Отсюда понятно, почему Вл.Соловьев избирает именно структуру идеи, взятой
в полноте ее объективности, то есть избирает язык символических значений
как наиболее адекватный инструмент для описания эстетических явлений.
Если эстетическое и может быть понято, то понято оно может быть только
символическим образом. А для структур такого понимания как раз важен
именно тот живой образ, о котором говорит Вл.Соловьев, именно эта жизнь,
стянутая в образ, или образ, выходящий за собственные пределы — к органичности
и неисчерпаемой многозначности жизни; вне жизненного смысла этот образ
рассыпается или на схемы явленности, или на то, что Вл.Соловьев называет
аббревиатурами чувственного восприятия.

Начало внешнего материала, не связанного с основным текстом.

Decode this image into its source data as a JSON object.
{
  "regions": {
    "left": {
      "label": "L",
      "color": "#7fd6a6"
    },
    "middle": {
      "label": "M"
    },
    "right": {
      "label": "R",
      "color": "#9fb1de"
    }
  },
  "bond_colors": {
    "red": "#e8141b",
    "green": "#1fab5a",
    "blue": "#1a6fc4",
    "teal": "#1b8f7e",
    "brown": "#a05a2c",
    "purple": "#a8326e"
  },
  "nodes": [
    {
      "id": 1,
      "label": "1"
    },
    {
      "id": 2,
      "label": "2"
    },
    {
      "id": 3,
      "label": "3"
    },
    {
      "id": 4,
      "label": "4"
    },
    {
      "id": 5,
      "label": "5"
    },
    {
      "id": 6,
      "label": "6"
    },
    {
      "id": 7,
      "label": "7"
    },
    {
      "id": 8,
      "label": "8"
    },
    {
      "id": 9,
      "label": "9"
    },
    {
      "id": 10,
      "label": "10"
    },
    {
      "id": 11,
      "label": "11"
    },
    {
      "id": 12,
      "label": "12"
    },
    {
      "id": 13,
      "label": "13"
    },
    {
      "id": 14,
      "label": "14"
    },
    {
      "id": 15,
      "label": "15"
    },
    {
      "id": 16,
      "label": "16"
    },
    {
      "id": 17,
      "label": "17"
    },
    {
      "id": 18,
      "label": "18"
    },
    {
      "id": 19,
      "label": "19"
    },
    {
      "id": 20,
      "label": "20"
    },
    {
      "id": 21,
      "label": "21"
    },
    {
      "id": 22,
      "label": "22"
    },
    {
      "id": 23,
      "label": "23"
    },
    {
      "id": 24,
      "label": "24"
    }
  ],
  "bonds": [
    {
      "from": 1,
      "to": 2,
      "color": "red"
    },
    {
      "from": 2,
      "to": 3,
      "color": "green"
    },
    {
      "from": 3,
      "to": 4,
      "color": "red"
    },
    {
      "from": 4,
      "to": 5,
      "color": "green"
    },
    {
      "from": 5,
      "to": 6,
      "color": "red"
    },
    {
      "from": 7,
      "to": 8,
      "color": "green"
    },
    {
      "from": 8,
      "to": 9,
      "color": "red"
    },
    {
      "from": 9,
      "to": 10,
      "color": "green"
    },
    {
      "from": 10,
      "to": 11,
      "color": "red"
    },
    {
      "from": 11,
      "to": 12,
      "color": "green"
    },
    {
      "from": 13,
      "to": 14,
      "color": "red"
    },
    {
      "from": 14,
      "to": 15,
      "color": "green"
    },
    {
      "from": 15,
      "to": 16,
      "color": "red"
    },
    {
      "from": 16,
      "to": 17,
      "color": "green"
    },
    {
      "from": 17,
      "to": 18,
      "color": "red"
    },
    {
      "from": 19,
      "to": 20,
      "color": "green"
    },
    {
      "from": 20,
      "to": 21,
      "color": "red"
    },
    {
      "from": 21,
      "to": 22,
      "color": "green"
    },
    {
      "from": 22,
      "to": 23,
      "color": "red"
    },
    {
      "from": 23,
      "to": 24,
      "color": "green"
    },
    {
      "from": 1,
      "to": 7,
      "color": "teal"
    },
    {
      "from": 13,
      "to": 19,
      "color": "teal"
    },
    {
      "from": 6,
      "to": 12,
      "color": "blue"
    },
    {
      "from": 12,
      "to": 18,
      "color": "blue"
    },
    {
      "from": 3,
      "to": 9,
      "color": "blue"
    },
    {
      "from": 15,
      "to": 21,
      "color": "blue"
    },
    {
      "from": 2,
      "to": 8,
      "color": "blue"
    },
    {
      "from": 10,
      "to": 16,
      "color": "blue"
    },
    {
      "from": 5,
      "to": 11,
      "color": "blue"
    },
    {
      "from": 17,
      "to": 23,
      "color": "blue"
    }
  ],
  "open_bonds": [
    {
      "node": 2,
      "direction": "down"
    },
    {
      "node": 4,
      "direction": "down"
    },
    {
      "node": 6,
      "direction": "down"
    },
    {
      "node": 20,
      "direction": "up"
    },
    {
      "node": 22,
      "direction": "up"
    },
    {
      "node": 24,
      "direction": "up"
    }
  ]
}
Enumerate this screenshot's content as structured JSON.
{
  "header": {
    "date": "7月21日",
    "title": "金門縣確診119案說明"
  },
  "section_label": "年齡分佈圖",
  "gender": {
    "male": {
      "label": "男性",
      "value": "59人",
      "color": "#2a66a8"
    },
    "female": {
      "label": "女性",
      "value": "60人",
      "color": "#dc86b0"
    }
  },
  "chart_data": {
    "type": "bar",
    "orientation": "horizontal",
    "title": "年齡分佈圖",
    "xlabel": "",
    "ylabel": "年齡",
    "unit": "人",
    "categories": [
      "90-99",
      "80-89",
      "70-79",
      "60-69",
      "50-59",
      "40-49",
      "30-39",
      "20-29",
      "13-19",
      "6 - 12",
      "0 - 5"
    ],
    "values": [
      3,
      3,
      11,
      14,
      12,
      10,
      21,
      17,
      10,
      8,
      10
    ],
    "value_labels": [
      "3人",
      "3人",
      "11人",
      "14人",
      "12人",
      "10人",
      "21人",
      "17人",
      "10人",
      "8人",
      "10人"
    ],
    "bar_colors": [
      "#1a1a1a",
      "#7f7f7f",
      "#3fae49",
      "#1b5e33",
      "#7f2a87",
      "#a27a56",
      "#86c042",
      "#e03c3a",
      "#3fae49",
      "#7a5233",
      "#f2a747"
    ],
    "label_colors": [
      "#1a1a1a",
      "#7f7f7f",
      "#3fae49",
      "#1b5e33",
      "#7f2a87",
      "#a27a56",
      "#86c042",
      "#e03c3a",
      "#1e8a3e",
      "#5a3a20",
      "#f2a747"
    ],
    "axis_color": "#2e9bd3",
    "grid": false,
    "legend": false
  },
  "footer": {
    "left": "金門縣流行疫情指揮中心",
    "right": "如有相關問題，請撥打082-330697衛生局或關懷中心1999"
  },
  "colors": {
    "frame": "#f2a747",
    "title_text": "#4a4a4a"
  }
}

Этот переход в режим символической
жизни сознания и продуцирует идея — но идея не сама по себе, а идея
онтологически выполненная и закрепленная, ставшая объективной. Онтологический
уровень разработки понятия символа связан с завершающим аккордом философской
теории цельного знания, выразившимся в понимании идеи как действительного
существа или единичности в себе, содержащей многое (Вл.Соловьев намеривался
построить целый категориальный ряд, в котором после существа должны
были следовать категории организма и личности, но этот замысел так и
остался неосуществленным в “Философских началах цельного знания”). То
есть Вл.Соловьев дает такое определение идеи, согласно которому предикат
(существо) прибавляется к понятию субъекта (идеи) и расширяет его. Отходя
от кантовского понимания идеи как представления о цели, выполняющего
регулятивную функцию в познании, Вл.Соловьев возвращается к схеме платоновского
толкования ее как сверхчувственной сущности, обладающей реальным существованием.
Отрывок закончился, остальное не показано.